Topological stress that accumulates during extension of the invading strand would inhibit the movement of the polymerase ensemble within the D-loop. In this case, the addition of a topoisomerase can lead to an increase of the DNA synthesis track length (Li et al., 2009; Wilson et al., 2013). However, in the bubble-migration mode of DNA synthesis, topological stress in the plasmid DNA is relieved via dissociation of the extended invading strand mediated by Pif1 (Wilson et al., 2013). Therefore, the lack of any stimulatory effect of topoisomerase addition provides experimental support for the bubble migration mechanism (Wilson et al., 2013).
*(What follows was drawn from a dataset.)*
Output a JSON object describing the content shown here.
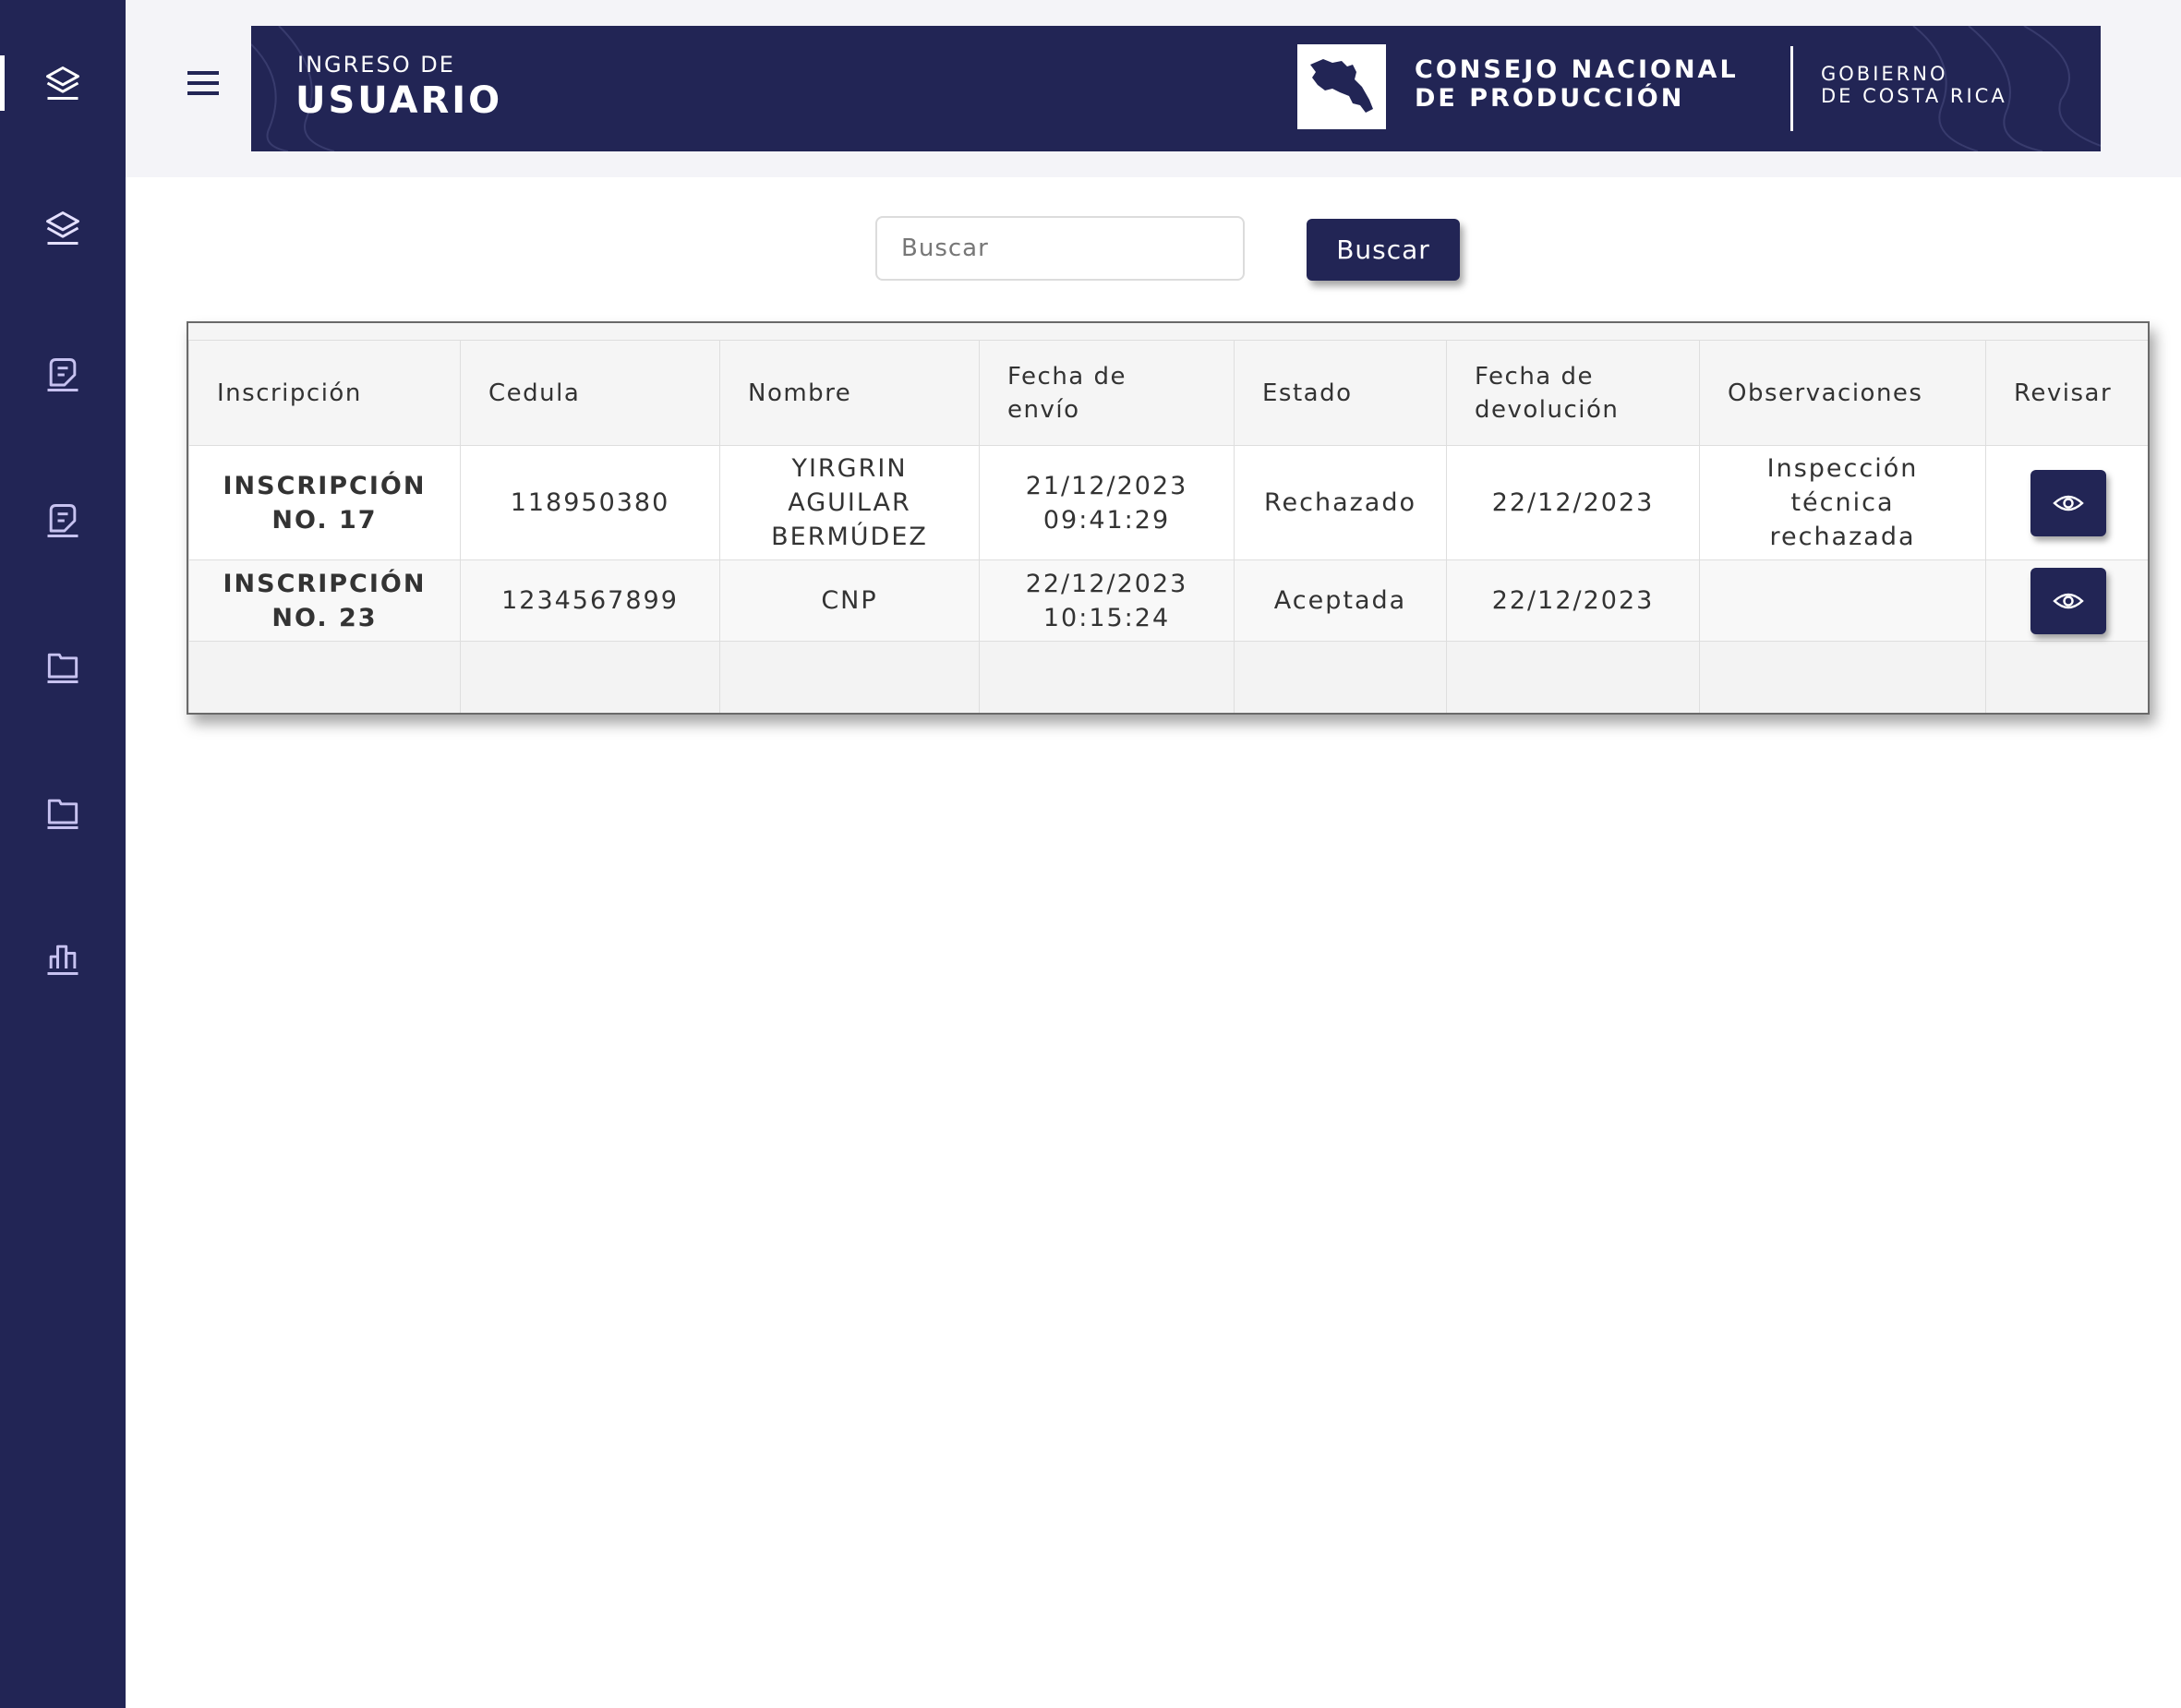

Here, we describe the method to test whether DNA synthesis is responsive to topoisomerase addition.

• -Perform the DNA synthesis reaction with RFC, PCNA and Pol δ as described in section 3.3.
• -After a 4-min incubation, add Pif1 (40 nM final concentration) and 8 units of calf thymus topoisomerase I to the reaction mixture (20 μl final volume) and incubate for 8 min.
• -As controls, carry out the reaction in the same fashion but omit Pif1 and/or topoisomerase I.
• -Terminate and deproteinize the reaction by adding 0.5 μl SDS and 1 μl PK and incubating it at 37°C for 10 min.
• -Resolve the reaction mixtures in a denaturing polyacrylamide gel and analyze the DNA products in the phosphorimager as described in section 2.2.3.
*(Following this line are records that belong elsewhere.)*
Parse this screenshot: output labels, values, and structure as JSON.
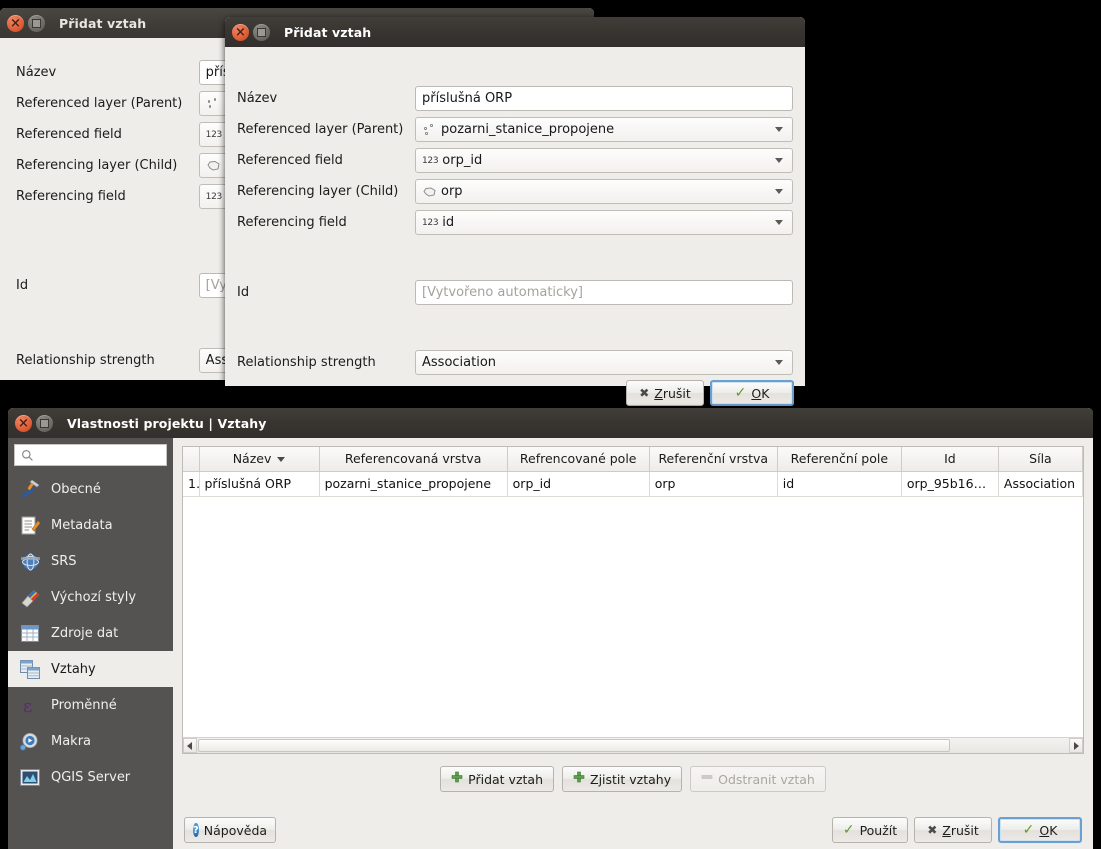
{
  "dialog_back": {
    "title": "Přidat vztah",
    "labels": {
      "name": "Název",
      "referenced_layer": "Referenced layer (Parent)",
      "referenced_field": "Referenced field",
      "referencing_layer": "Referencing layer (Child)",
      "referencing_field": "Referencing field",
      "id": "Id",
      "strength": "Relationship strength"
    },
    "values": {
      "name": "přís",
      "referenced_field_icon": "123",
      "referencing_field_icon": "123",
      "id_placeholder": "[Vy",
      "strength": "Ass"
    }
  },
  "dialog_front": {
    "title": "Přidat vztah",
    "labels": {
      "name": "Název",
      "referenced_layer": "Referenced layer (Parent)",
      "referenced_field": "Referenced field",
      "referencing_layer": "Referencing layer (Child)",
      "referencing_field": "Referencing field",
      "id": "Id",
      "strength": "Relationship strength"
    },
    "values": {
      "name": "příslušná ORP",
      "referenced_layer": "pozarni_stanice_propojene",
      "referenced_field": "orp_id",
      "referencing_layer": "orp",
      "referencing_field": "id",
      "id_placeholder": "[Vytvořeno automaticky]",
      "strength": "Association"
    },
    "field_icon_label": "123",
    "buttons": {
      "cancel": "Zrušit",
      "ok": "OK"
    }
  },
  "properties": {
    "title": "Vlastnosti projektu | Vztahy",
    "search_placeholder": "",
    "sidebar": [
      {
        "label": "Obecné",
        "icon": "hammer-wrench-icon",
        "active": false
      },
      {
        "label": "Metadata",
        "icon": "document-pencil-icon",
        "active": false
      },
      {
        "label": "SRS",
        "icon": "globe-icon",
        "active": false
      },
      {
        "label": "Výchozí styly",
        "icon": "paintbrush-icon",
        "active": false
      },
      {
        "label": "Zdroje dat",
        "icon": "table-icon",
        "active": false
      },
      {
        "label": "Vztahy",
        "icon": "relations-icon",
        "active": true
      },
      {
        "label": "Proměnné",
        "icon": "epsilon-icon",
        "active": false
      },
      {
        "label": "Makra",
        "icon": "gear-play-icon",
        "active": false
      },
      {
        "label": "QGIS Server",
        "icon": "server-image-icon",
        "active": false
      }
    ],
    "table": {
      "headers": [
        "Název",
        "Referencovaná vrstva",
        "Refrencované pole",
        "Referenční vrstva",
        "Referenční pole",
        "Id",
        "Síla"
      ],
      "rows": [
        {
          "num": "1",
          "cells": [
            "příslušná ORP",
            "pozarni_stanice_propojene",
            "orp_id",
            "orp",
            "id",
            "orp_95b16…",
            "Association"
          ]
        }
      ]
    },
    "action_buttons": [
      {
        "label": "Přidat vztah",
        "icon": "plus-icon",
        "enabled": true
      },
      {
        "label": "Zjistit vztahy",
        "icon": "plus-icon",
        "enabled": true
      },
      {
        "label": "Odstranit vztah",
        "icon": "minus-icon",
        "enabled": false
      }
    ],
    "footer_buttons": {
      "help": "Nápověda",
      "apply": "Použít",
      "cancel": "Zrušit",
      "ok": "OK"
    }
  },
  "colors": {
    "titlebar": "#3a3733",
    "dialog_bg": "#efedea",
    "sidebar_bg": "#555351",
    "selection": "#e3f0fb",
    "accent_green": "#5f9a2e",
    "focus_blue": "#6a9fd0"
  }
}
5.5 Analysis of the DNA synthesis products by restriction enzyme digests

This analysis is to provide definitive biochemical evidence for a migrating DNA bubble established during DNA synthesis. The conceptual basis for the method, which relies on monitoring the susceptibility of sites in the pBluescript plasmid molecule to restriction enzymes, is explained in Figure 4A.

Figure 4.

Analysis of DNA extension products by restriction digests. (A) AhdI and XmnI incise dsDNA at 115 and 714 nucleotides from the 5′ end of the non-extended ³²P-labeled invading strand, respectively. The extended DNA strand is normally susceptible to the action of either restriction enzyme (RE). However, upon its release from the D-loop by Pif1, the extended invading strand becomes resistant to the restriction enzymes. (B) Gel images from a typical experiment are shown (modified from our published study (Wilson et al., 2013)). The bracket identified extended DNA species resistant to the restriction enzymes.
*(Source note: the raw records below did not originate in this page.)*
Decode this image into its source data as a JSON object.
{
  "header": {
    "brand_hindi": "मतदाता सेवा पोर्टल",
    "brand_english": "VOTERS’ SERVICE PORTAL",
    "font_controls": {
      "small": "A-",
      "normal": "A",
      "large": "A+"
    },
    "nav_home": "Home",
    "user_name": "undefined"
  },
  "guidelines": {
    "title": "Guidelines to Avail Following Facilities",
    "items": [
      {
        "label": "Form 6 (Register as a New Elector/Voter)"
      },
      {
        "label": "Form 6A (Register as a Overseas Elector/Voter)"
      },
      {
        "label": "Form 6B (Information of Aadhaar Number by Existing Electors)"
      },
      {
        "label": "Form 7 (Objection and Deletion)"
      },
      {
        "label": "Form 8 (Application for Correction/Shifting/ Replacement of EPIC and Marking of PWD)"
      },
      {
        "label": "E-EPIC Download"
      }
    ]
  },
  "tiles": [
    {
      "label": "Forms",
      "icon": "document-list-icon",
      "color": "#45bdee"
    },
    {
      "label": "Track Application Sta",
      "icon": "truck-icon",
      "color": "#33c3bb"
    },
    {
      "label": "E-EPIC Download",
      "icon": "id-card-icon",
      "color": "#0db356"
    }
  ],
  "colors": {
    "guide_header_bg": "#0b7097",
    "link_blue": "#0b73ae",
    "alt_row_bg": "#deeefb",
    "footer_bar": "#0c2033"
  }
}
• -Perform the DNA synthesis reaction (20 μl) with RFC, PCNA and Pol δ as described in section 3.3.
• -After a 4-min incubation, add Pif1 (40 nM final concentration) and incubate for 8 min.
• -As control, carry out the reaction in the same fashion but omit Pif1.
• -Mix the reaction with 80 μl TE and extract with 100 μl PCI and subsequently with 100 μl chloroform twice to deproteinize as described in (Sambrook et al., 1989).
• -Add 10 μl NaOAc (3M, pH 5.2) and 300 μl absolute ethanol followed by a 1 h-incubation on ice to precipitate DNA (Sambrook et al., 1989).
• -Collect DNA precipitate by centrifugation and wash the pellet with 300 μl ice cold 70% ethanol twice and then air dry the pellet.
• -Dissolve the pellet with 10 μl of NEBuffer 4 supplemented with 0.1 mg/ml BSA.
• -Add 2.5 U of AhdI or 10 U of XmnI (20 U/μl) and incubate at 37°C for 10 min.
• -Terminate and deproteinize the reaction by adding 0.5 μl SDS and 1 μl PK and incubating it at 37°C for 10 min.
• -Add 5 μl of denaturing gel-loading buffer and incubate at 95°C for 5 min.
• -Resolve the DNA species by electrophoresis in the denaturing polyacrylamide gel at 55°C and 200 mA for 90 min using TBE buffer as the electrophoresis buffer.
• -Dry the gel and analyze the dried gel by phosphorimaging analysis as described in section 2.2.3 (Figure 4B).

5.6 Special Note

The presence of a migrating DNA bubble in the DNA synthesis reaction can also be verified by electron microscopy (Wilson et al., 2013). However, this requires highly specialized equipment and training and is therefore not covered in this article.